Consider a child of age 5 to 9 who has bone cancer. We face 2 dilemmas:

  1. Cure the cancer
    With metastatic cancer, reconstruction of the limb is a primary goal, but the reconstruction efforts may interfere with the cancer treatment and healing process. Finding a way to restore the limb without getting in the way of therapy is a challenge. (A metal plate, for example, may be problematic for, and interfere with, MRI and CT scans.) Matching the biological aspects of reconstruction with the potential for future therapy is a task we must consider. Thus, carbon fiber implants allow us to better visualize the part of the body that is reconstructed, even with MRI and CT scans.

  2. Provide for growth
    Children who lose limbs often experience disruptions in their growth or damage to their growth plates. Any restoration has to allow for growth as a child ages.

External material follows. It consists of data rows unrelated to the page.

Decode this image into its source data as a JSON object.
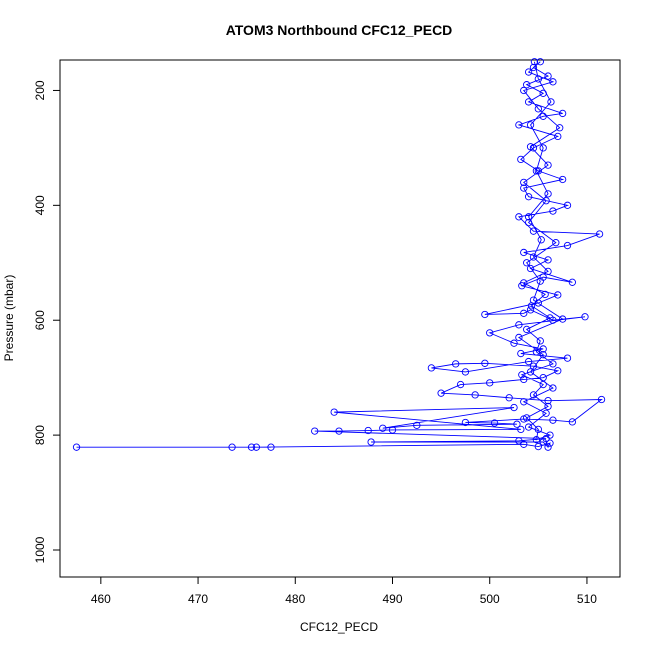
{
  "chart_data": {
    "type": "line",
    "title": "ATOM3 Northbound CFC12_PECD",
    "xlabel": "CFC12_PECD",
    "ylabel": "Pressure (mbar)",
    "xlim": [
      455.8,
      513.4
    ],
    "ylim": [
      1047,
      147
    ],
    "y_reversed": true,
    "grid": false,
    "x_ticks": [
      460,
      470,
      480,
      490,
      500,
      510
    ],
    "y_ticks": [
      200,
      400,
      600,
      800,
      1000
    ],
    "series_color": "#0000ff",
    "marker": "open-circle",
    "series": [
      {
        "values": [
          [
            457.5,
            821
          ],
          [
            473.5,
            821
          ],
          [
            475.5,
            821
          ],
          [
            477.5,
            821
          ],
          [
            476.0,
            821
          ],
          [
            503.5,
            816
          ],
          [
            505.0,
            820
          ],
          [
            506.2,
            814
          ],
          [
            506.0,
            821
          ],
          [
            505.5,
            812
          ],
          [
            487.8,
            812
          ],
          [
            503.0,
            810
          ],
          [
            505.8,
            806
          ],
          [
            482.0,
            793
          ],
          [
            484.5,
            793
          ],
          [
            487.5,
            792
          ],
          [
            490.0,
            791
          ],
          [
            503.2,
            790
          ],
          [
            484.0,
            760
          ],
          [
            502.5,
            752
          ],
          [
            489.0,
            788
          ],
          [
            492.5,
            783
          ],
          [
            502.8,
            781
          ],
          [
            500.5,
            779
          ],
          [
            497.5,
            778
          ],
          [
            503.5,
            772
          ],
          [
            506.5,
            774
          ],
          [
            508.5,
            777
          ],
          [
            511.5,
            738
          ],
          [
            506.0,
            740
          ],
          [
            502.0,
            735
          ],
          [
            498.5,
            730
          ],
          [
            495.0,
            727
          ],
          [
            497.0,
            712
          ],
          [
            500.0,
            709
          ],
          [
            503.5,
            703
          ],
          [
            505.5,
            700
          ],
          [
            507.0,
            688
          ],
          [
            504.5,
            680
          ],
          [
            499.5,
            675
          ],
          [
            496.5,
            676
          ],
          [
            494.0,
            683
          ],
          [
            497.5,
            690
          ],
          [
            504.0,
            672
          ],
          [
            508.0,
            666
          ],
          [
            503.2,
            658
          ],
          [
            505.5,
            650
          ],
          [
            502.5,
            640
          ],
          [
            500.0,
            622
          ],
          [
            503.0,
            608
          ],
          [
            509.8,
            594
          ],
          [
            506.5,
            600
          ],
          [
            504.2,
            582
          ],
          [
            503.5,
            588
          ],
          [
            499.5,
            590
          ],
          [
            505.0,
            570
          ],
          [
            507.0,
            556
          ],
          [
            503.3,
            540
          ],
          [
            505.5,
            525
          ],
          [
            508.5,
            534
          ],
          [
            504.2,
            510
          ],
          [
            506.0,
            495
          ],
          [
            503.5,
            482
          ],
          [
            508.0,
            470
          ],
          [
            511.3,
            450
          ],
          [
            504.5,
            445
          ],
          [
            503.0,
            420
          ],
          [
            506.5,
            410
          ],
          [
            508.0,
            400
          ],
          [
            504.0,
            385
          ],
          [
            503.5,
            370
          ],
          [
            507.5,
            355
          ],
          [
            505.0,
            340
          ],
          [
            503.2,
            320
          ],
          [
            504.5,
            300
          ],
          [
            507.0,
            280
          ],
          [
            503.0,
            260
          ],
          [
            505.5,
            245
          ],
          [
            507.5,
            240
          ],
          [
            504.0,
            220
          ],
          [
            505.5,
            205
          ],
          [
            503.8,
            190
          ],
          [
            506.0,
            175
          ],
          [
            504.5,
            160
          ],
          [
            505.2,
            150
          ],
          [
            504.0,
            168
          ],
          [
            506.5,
            185
          ],
          [
            503.5,
            200
          ],
          [
            505.0,
            232
          ],
          [
            507.2,
            265
          ],
          [
            504.2,
            298
          ],
          [
            506.0,
            330
          ],
          [
            503.5,
            360
          ],
          [
            505.8,
            392
          ],
          [
            504.0,
            430
          ],
          [
            506.8,
            465
          ],
          [
            503.8,
            500
          ],
          [
            505.2,
            532
          ],
          [
            504.5,
            565
          ],
          [
            507.5,
            598
          ],
          [
            503.0,
            630
          ],
          [
            505.5,
            660
          ],
          [
            504.2,
            690
          ],
          [
            506.5,
            718
          ],
          [
            503.5,
            742
          ],
          [
            505.8,
            762
          ],
          [
            504.0,
            786
          ],
          [
            506.2,
            800
          ],
          [
            504.8,
            808
          ],
          [
            505.0,
            790
          ],
          [
            503.8,
            770
          ],
          [
            506.0,
            750
          ],
          [
            504.5,
            730
          ],
          [
            505.5,
            712
          ],
          [
            503.3,
            695
          ],
          [
            506.5,
            676
          ],
          [
            504.8,
            655
          ],
          [
            505.2,
            636
          ],
          [
            503.8,
            616
          ],
          [
            506.2,
            596
          ],
          [
            504.3,
            575
          ],
          [
            505.7,
            555
          ],
          [
            503.5,
            535
          ],
          [
            506.0,
            515
          ],
          [
            504.5,
            490
          ],
          [
            505.3,
            460
          ],
          [
            504.0,
            420
          ],
          [
            506.0,
            380
          ],
          [
            504.8,
            340
          ],
          [
            505.5,
            300
          ],
          [
            504.2,
            260
          ],
          [
            506.3,
            220
          ],
          [
            505.0,
            180
          ],
          [
            504.6,
            150
          ]
        ]
      }
    ]
  }
}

With the compassionate-use permission of the FDA, we have completed 30-plus procedures that involve the expandable prostheses with amazing results. The function and appearance are very normal. The device is constructed of titanium and a high molecular weight polyethylene, and includes a very small but powerful motor. The prosthesis is temporary and will convert to a long-term prosthetic replacement when the child reaches adulthood. By that point, we expect the patient to be cancer-free with no worries about future treatment.

These treatment advancements are so exciting. It’s an opportunity to help create a modern-day “Bionic Woman” or “Six Million Dollar Man.” I find it very gratifying to do cancer research, but I was always interested in bioengineering and biomechanics. I’m pleased to be able to help cure patients of cancer and help them lead normal, high-functioning lives again.